Towards Synthesizing High-Dimensional Tabular Data with Limited Samples
This addresses a critical bottleneck for data scientists and ML practitioners who need synthetic tabular data for privacy or augmentation in high-dimensional, low-sample scenarios, representing a strong domain-specific advancement.
The paper tackles the problem of synthesizing high-dimensional tabular data with limited samples, where existing diffusion models degenerate, and proposes CtrTab, a condition-controlled diffusion model that injects perturbed ground-truth samples during training to improve robustness. Experimental results show CtrTab outperforms state-of-the-art models with an average performance gap in accuracy over 90%.

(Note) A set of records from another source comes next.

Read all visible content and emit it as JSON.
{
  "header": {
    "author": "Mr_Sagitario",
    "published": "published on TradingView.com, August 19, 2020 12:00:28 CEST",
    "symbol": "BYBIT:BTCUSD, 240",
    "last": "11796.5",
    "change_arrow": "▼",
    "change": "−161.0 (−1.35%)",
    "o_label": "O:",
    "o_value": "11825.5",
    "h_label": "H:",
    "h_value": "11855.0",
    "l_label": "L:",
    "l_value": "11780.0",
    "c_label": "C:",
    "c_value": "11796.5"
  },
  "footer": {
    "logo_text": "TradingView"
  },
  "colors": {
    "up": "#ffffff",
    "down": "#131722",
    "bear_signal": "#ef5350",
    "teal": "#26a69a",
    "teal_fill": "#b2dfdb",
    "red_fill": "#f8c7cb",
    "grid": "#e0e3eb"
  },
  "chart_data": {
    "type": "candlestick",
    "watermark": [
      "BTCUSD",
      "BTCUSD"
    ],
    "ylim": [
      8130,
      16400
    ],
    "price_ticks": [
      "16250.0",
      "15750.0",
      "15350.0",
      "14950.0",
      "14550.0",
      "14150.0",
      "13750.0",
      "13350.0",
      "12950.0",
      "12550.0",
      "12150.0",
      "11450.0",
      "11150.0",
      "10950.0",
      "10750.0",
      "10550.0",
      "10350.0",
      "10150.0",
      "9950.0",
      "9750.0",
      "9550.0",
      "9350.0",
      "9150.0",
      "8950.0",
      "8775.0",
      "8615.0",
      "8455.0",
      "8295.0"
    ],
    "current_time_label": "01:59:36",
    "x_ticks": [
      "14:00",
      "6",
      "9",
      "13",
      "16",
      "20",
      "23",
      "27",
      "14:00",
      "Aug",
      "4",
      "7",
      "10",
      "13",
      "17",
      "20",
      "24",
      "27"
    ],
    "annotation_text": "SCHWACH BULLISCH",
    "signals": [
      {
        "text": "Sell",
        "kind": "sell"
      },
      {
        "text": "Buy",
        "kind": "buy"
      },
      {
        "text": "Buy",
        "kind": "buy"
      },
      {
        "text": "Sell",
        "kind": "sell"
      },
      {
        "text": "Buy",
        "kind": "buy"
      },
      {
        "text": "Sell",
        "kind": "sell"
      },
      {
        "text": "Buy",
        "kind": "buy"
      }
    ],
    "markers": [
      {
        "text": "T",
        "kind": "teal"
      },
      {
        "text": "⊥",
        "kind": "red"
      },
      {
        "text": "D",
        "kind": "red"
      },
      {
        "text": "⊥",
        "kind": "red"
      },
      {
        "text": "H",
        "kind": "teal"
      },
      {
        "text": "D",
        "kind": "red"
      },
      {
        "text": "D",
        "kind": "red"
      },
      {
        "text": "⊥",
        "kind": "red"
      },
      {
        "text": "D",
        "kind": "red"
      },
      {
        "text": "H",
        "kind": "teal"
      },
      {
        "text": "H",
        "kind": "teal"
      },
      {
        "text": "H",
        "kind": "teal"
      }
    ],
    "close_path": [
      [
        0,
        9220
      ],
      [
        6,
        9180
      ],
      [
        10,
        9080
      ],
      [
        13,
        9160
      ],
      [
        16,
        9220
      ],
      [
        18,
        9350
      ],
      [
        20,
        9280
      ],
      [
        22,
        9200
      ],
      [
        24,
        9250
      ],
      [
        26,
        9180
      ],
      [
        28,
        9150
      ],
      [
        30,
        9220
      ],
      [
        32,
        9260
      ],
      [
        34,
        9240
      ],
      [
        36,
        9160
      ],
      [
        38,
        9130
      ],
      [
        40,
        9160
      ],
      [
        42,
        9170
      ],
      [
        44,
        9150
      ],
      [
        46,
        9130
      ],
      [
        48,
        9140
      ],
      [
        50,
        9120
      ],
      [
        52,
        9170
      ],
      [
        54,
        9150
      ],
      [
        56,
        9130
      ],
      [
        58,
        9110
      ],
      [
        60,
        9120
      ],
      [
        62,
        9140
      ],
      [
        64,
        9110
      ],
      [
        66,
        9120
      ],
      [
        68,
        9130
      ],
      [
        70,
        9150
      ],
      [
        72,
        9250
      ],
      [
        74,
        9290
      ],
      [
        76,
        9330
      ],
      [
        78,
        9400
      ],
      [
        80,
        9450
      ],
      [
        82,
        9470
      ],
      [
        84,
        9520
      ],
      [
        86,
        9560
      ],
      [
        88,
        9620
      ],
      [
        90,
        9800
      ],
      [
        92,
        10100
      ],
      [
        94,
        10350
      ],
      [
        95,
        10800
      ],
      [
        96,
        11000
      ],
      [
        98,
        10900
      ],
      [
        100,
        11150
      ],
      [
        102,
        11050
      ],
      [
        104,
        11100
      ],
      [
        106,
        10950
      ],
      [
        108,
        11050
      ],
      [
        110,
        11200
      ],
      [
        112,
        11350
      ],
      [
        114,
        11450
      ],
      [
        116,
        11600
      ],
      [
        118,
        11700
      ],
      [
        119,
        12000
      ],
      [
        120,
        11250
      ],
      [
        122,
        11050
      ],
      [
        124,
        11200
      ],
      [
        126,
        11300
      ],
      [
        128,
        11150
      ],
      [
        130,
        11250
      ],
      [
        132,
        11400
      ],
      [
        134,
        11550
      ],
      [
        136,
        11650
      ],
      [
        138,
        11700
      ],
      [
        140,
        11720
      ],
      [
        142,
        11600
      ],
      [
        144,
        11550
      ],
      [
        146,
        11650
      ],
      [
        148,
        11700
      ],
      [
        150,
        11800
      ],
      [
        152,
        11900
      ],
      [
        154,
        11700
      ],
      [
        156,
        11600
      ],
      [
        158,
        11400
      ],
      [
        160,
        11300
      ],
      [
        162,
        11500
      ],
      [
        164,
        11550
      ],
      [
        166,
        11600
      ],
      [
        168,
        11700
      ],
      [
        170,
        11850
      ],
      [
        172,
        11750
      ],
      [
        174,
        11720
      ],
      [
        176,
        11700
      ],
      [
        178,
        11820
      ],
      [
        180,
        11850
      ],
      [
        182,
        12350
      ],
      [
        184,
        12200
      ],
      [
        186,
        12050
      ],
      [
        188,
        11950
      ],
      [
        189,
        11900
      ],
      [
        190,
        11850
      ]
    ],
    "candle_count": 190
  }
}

Diffusion-based tabular data synthesis models have yielded promising results. However, when the data dimensionality increases, existing models tend to degenerate and may perform even worse than simpler, non-diffusion-based models. This is because limited training samples in high-dimensional space often hinder generative models from capturing the distribution accurately. To mitigate the insufficient learning signals and to stabilize training under such conditions, we propose CtrTab, a condition-controlled diffusion model that injects perturbed ground-truth samples as auxiliary inputs during training. This design introduces an implicit L2 regularization on the model's sensitivity to the control signal, improving robustness and stability in high-dimensional, low-data scenarios. Experimental results across multiple datasets show that CtrTab outperforms state-of-the-art models, with a performance gap in accuracy over 90% on average.